5. Out of the box reporting with customisation
6. Speed to delivery, innstance was setup in less than 48 hours
7. AI and Machine learning capabilities for automation curation, speeds up defitions anf approvals
What do you dislike about the product?
Some improvement areas would be:
1. Improvements to integartions with Excel which is coming soon.
2. Customisable profiling rule, OOTB capabilities dont allow you to customise profiles, although this can be worked around through querying.
3. More customisation with reporting
What problems is the product solving and how is that benefiting you?
We are building Atlan as the single UI for all of our data users, proving transparancy in how data is curates, calculated and owned.

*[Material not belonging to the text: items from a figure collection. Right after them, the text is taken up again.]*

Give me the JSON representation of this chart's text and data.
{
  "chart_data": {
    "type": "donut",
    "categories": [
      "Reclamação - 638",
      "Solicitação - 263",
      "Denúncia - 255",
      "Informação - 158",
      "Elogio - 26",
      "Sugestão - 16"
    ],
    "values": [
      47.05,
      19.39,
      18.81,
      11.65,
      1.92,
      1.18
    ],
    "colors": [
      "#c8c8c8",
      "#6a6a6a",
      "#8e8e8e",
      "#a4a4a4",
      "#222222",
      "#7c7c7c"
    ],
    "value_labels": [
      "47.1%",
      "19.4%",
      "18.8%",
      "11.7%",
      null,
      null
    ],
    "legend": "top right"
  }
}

Speeding up delivery through self service for our global analysts and supporting our efforts in validating our data estate
Give your data governance initiative a jump start with Atlan!
What do you like best about the product?
1. Rich data lineage with easy setup and readability
2. Automation capabilities to propagate data tags are user intuitive and easy to configure
3. User interface is consistent and easy to navigate
What do you dislike about the product?
1. Submitting issues and enhancements is easy but often results in limited insight into the path to resolution from the support team
2. Out of the box reporting capabilities exist but have a significant opportunity for improvement
3. Data profiling feature as it is provides little to no value and would be extremely beneficial if customer feedback was incorporated into the offering
What problems is the product solving and how is that benefiting you?
Altan is helping us solve the need for a scablable platform that enables active data governance and supports our data stewards. The concept of playbooks is fantastic and allows you to classify your data assets through automation at scale.